Shah Md. Shahjahan Miah, Andres Gutierrez, Sandra Lelias, Christine M. Boyle, Lenny Moise, Anne S. De Groot
EpiVax Inc, Providence, RI USA
Center for Vaccines and Immunology, University of Georgia, Athens, GA USA
Abstract: Pathogens can escape host defenses by interference with innate immune mechanisms, B-cell and T-cell epitope deletion and taking on human appearances, also known as immune camouflage. Using the interactive vaccine design computational platform iVAX, we discovered a highly conserved, human-like T cell epitope in non-structural protein 7 (NSP7) of SARS-COV-2, which is a critical part of the RNA-dependent RNA polymerase hetero-tetramer complex, which is comprised by NSP7, two NSP8 molecules and the catalytic NSP12 required for coronavirus RNA synthesis.
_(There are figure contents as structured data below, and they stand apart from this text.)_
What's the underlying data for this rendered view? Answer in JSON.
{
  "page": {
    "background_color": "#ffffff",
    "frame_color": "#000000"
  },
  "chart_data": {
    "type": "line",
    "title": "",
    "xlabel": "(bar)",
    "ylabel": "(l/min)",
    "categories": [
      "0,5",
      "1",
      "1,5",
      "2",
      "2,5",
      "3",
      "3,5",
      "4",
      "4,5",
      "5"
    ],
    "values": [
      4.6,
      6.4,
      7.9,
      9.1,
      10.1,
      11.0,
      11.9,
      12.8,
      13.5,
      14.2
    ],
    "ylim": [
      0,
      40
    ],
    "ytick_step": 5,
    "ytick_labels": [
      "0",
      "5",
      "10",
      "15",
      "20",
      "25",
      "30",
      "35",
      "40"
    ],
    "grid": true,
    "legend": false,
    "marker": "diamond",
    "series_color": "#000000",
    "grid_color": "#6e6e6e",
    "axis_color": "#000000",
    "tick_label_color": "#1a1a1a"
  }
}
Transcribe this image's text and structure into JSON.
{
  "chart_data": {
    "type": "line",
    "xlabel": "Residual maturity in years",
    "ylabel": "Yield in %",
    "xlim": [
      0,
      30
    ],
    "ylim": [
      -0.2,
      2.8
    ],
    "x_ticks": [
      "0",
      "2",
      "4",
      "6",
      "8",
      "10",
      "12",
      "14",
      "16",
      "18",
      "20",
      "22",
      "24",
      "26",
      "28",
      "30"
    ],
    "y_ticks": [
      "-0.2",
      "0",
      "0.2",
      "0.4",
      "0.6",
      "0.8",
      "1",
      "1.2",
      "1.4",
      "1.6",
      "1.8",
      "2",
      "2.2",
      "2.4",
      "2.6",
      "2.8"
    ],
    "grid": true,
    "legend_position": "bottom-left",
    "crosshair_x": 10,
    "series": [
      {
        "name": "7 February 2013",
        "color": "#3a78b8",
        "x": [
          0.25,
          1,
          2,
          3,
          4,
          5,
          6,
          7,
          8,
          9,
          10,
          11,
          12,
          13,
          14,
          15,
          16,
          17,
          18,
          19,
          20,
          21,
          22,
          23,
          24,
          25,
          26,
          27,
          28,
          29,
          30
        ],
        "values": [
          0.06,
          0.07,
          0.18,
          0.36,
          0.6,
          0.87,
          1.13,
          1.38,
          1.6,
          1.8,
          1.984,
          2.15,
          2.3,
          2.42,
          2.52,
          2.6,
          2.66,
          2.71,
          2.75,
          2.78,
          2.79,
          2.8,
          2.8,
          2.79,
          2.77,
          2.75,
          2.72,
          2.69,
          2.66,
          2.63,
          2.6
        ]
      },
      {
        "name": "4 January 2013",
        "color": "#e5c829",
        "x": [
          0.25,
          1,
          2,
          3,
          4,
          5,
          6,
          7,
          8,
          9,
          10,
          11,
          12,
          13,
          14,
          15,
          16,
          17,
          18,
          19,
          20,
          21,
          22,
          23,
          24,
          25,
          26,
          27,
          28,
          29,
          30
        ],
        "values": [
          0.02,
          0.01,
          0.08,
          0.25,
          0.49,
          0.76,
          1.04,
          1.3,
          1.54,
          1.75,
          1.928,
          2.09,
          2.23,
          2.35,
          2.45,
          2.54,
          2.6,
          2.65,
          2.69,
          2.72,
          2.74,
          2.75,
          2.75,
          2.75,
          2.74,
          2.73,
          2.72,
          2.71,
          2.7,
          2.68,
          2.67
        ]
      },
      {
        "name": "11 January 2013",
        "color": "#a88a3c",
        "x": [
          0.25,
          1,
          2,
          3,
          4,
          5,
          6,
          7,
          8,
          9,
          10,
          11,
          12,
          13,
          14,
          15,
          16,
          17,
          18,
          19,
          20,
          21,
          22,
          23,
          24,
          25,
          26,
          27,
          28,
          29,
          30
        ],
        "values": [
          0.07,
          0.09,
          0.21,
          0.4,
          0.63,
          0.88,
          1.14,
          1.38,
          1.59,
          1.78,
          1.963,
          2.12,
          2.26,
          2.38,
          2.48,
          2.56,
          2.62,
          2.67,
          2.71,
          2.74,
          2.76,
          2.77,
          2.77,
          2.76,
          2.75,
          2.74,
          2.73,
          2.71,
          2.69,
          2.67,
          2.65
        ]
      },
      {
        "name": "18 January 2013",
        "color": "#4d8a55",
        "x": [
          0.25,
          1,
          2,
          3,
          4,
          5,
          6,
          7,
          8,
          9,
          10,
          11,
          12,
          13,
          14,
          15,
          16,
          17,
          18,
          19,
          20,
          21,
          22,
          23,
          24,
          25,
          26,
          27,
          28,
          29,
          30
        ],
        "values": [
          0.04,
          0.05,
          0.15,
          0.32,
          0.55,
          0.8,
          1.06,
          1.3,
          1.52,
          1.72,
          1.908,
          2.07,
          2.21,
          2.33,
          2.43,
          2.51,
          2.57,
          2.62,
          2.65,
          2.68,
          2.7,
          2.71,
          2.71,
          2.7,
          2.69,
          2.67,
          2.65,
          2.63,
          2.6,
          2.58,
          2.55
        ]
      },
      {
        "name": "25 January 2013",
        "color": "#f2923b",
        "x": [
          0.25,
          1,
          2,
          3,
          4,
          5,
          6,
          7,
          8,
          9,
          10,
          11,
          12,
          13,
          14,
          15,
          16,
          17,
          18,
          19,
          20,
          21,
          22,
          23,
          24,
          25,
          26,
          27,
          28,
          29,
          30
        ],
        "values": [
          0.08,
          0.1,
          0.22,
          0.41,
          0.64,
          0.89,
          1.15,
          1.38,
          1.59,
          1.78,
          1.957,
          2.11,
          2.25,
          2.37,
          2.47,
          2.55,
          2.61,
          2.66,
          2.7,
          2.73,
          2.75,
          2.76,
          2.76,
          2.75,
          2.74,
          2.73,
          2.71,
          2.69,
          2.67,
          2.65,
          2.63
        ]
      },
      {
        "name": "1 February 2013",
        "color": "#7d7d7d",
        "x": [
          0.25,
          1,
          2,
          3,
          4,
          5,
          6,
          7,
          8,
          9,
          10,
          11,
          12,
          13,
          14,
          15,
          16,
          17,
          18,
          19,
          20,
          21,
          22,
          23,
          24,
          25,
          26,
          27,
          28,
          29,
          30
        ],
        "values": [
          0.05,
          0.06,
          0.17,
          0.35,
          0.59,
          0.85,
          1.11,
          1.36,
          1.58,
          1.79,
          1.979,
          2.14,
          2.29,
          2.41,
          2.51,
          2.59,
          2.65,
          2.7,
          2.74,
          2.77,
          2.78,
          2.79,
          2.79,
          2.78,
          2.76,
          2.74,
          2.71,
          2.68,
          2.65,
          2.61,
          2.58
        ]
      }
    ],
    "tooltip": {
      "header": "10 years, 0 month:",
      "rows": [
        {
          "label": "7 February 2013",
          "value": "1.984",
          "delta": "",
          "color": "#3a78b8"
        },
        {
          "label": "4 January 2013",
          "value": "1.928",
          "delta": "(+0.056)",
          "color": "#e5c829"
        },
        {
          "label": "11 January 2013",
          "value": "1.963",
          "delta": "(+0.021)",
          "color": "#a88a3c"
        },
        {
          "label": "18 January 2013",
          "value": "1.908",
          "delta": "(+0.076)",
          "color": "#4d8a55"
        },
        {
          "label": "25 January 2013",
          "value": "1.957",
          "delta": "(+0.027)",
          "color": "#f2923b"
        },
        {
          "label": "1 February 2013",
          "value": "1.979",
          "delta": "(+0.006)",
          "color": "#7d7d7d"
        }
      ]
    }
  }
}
Remarkably, the epitope bears homology to a highly conserved regulatory T cell epitope (Tregitope) found in immunoglobulin G (IgG) Fc region (Tregitope 289). Based on observations for Tregitope 289, we hypothesized that the SARS-COV-2 NSP7 sequence may induce suppressive responses by activating regulatory T cells. We had previously demonstrated that Tregitope 289 is conserved across mammalian species and binds to HLA DR that cover >90% of the human population. Tregitope 289 stimulates a regulatory T cell phenotype (CD4+CD25+FoxP3+), and when co-delivered with antigenic sequences and other IgG Tregitopes, it induces antigen-specific tolerance. We tested both in vitro and found that Tregitope 289, the NSP7 epitope binds across multiple HLA-DRB1 supertype alleles in in vitro HLA class II binding assay. We also validated the suppressive capacity of the NSP7 epitope in our bystander suppression assays for CD4 T and CD8 T memory responses using PBMCs from an HLA-DRB1-diverse cohort. Identification and in vitro validation of the immunosuppressive NSP7 epitope of SARS-COV-2 may provide insight into the mechanisms by which pathogens can evade immune response and provide insight into the role of Tregs in COVID-19, which remains to be determined. In addition, it may permit researchers to better design variant-proof SARS-COV-2 and pan beta-coronavirus vaccines by engineering out pathogen-encoded human-like sequences that suppress immune response.